Polymer composites based on aromatic polyamide and fillers of spherical and layered structure for friction units of high-performance equipment

Abstract

Without the employment of new equipment, with units functioning at high levels of weights, sliding speeds and temperatures, the current growth of the sector is all but impossible. High levels of labour intensity have a detrimental impact on the dependability and durability of the product. Moving joints, which comprise friction units, frequently fail at the same time. It is vital to increase their dependability and durability. This can be accomplished by substituting more recent materials with higher-quality qualities for the friction pair materials. To create such materials, the researchers created an aromatic polyamide polymer that was filled with silicon- (silica gel, bentonite) and carbon-containing (technical carbon, graphite) components. It was determined that depending on their nature, structure and content in the polymer matrix, the addition of these fillers enables the reduction of the coefficient of friction and wear of the produced polymer composites by 1.5–2.5 and 20–40 times, respectively, during frictional interaction with steel. It was found that 10–15% by weight of the examined fillers in aromatic polyamide is the ideal concentration.

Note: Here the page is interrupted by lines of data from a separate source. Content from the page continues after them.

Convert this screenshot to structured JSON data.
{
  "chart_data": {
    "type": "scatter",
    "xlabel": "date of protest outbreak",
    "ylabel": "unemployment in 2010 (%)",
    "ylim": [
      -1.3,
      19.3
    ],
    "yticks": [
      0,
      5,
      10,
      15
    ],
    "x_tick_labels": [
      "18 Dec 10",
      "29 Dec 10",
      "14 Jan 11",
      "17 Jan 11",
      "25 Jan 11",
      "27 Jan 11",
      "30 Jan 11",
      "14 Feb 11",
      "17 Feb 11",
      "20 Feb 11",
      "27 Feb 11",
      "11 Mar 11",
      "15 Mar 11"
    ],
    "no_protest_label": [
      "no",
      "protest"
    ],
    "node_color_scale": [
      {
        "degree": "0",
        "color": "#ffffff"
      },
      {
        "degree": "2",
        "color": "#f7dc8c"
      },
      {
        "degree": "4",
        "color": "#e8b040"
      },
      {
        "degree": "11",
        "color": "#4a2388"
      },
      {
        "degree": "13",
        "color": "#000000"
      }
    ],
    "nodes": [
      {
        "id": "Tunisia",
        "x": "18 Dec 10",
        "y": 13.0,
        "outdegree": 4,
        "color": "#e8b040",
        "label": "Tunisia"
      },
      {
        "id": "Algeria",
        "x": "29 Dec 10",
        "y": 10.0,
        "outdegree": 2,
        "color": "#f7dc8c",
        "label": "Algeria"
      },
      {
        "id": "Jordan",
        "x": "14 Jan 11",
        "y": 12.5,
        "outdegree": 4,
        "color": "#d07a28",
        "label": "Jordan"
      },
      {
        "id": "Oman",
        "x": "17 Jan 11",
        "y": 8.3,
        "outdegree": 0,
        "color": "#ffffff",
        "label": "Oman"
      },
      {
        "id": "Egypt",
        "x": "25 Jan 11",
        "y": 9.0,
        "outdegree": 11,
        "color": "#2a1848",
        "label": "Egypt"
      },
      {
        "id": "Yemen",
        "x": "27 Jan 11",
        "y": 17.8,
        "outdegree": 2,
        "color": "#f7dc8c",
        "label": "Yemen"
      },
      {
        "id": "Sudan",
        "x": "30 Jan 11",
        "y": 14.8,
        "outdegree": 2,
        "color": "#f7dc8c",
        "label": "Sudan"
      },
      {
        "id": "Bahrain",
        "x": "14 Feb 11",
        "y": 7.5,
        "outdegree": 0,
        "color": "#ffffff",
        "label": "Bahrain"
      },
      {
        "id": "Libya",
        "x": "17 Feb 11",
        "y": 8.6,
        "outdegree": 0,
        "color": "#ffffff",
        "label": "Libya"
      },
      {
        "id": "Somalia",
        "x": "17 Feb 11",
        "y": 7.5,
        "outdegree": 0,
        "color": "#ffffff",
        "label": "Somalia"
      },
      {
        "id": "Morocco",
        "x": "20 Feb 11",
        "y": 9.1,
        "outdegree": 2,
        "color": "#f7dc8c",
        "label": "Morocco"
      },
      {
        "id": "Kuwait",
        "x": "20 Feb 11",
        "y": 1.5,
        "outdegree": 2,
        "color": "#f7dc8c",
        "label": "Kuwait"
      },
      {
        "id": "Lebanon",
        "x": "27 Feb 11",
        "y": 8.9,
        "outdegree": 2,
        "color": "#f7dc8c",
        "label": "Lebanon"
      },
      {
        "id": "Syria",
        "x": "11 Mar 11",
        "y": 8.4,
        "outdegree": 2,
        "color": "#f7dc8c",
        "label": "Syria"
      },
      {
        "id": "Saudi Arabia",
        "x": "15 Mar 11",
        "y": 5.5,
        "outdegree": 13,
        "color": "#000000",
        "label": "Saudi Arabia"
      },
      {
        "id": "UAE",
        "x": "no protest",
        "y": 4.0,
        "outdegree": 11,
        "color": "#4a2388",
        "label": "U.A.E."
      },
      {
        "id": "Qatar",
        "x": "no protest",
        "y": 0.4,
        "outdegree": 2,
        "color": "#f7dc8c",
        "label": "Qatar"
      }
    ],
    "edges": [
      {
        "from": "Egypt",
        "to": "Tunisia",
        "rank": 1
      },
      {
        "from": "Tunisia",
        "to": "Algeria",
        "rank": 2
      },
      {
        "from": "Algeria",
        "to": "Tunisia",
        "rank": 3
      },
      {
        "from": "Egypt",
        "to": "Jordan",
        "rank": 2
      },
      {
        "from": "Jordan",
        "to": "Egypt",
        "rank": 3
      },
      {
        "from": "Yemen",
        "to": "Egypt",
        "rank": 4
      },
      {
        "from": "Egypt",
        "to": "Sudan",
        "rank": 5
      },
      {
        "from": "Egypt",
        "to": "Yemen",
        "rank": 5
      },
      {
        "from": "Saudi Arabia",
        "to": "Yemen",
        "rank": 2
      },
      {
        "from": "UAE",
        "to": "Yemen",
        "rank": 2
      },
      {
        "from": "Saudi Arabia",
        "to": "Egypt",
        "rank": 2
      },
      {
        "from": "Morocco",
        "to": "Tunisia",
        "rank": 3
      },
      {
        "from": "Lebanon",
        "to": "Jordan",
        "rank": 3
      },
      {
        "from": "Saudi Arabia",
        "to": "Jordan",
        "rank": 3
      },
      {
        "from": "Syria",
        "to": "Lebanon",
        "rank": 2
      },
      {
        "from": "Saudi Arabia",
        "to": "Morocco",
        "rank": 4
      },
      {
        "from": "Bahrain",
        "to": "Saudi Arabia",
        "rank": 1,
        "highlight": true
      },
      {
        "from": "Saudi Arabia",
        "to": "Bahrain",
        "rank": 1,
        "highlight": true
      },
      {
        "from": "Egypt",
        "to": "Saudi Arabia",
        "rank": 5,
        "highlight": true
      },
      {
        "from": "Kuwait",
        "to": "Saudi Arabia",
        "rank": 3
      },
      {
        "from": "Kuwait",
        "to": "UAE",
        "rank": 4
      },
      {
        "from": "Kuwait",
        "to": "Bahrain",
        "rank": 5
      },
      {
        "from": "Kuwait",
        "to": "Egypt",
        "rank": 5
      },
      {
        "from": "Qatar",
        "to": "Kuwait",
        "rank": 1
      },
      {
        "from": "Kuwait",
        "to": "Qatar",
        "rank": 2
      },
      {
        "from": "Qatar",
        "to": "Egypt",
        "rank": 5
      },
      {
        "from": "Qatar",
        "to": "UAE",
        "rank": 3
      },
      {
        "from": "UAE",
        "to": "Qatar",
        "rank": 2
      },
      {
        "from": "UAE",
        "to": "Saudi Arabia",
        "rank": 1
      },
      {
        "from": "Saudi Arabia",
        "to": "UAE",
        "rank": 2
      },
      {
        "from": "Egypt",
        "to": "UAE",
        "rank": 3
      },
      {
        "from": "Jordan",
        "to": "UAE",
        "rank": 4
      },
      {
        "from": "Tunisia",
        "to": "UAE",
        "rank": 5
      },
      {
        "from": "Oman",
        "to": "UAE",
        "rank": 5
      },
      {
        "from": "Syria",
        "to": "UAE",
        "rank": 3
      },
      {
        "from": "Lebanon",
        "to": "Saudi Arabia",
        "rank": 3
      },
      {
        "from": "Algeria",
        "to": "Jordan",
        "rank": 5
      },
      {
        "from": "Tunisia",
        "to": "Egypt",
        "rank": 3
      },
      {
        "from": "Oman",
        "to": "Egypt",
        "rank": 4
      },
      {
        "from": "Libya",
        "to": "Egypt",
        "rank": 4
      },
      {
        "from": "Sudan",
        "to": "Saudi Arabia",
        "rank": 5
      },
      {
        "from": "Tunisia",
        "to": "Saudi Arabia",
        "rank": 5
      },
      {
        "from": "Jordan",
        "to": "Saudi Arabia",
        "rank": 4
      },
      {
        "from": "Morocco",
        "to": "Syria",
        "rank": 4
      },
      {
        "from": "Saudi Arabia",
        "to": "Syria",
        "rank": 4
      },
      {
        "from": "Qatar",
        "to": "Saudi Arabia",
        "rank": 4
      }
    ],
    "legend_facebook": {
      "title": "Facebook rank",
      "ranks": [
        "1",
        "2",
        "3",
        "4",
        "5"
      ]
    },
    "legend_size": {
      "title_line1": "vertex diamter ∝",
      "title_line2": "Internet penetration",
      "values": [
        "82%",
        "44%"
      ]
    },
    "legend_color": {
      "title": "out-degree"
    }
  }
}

It has been proven that polymer composites filled with layered materials (bentonite, graphite) perform better in terms of tribological qualities when in contact with steel than those filled with spherical elements (technical carbon, silica gel). The improvement of the tribological properties of the developed polymer composites in comparison to the original polymer was determined based on the microphotographs of steel surfaces and the study of their morphological (roughness) and physical (microhardness) properties. It was determined that the change in the friction nature was due to the creation of an antifriction coating on the metal friction surface from the products of tribochemical reactions occurring during friction.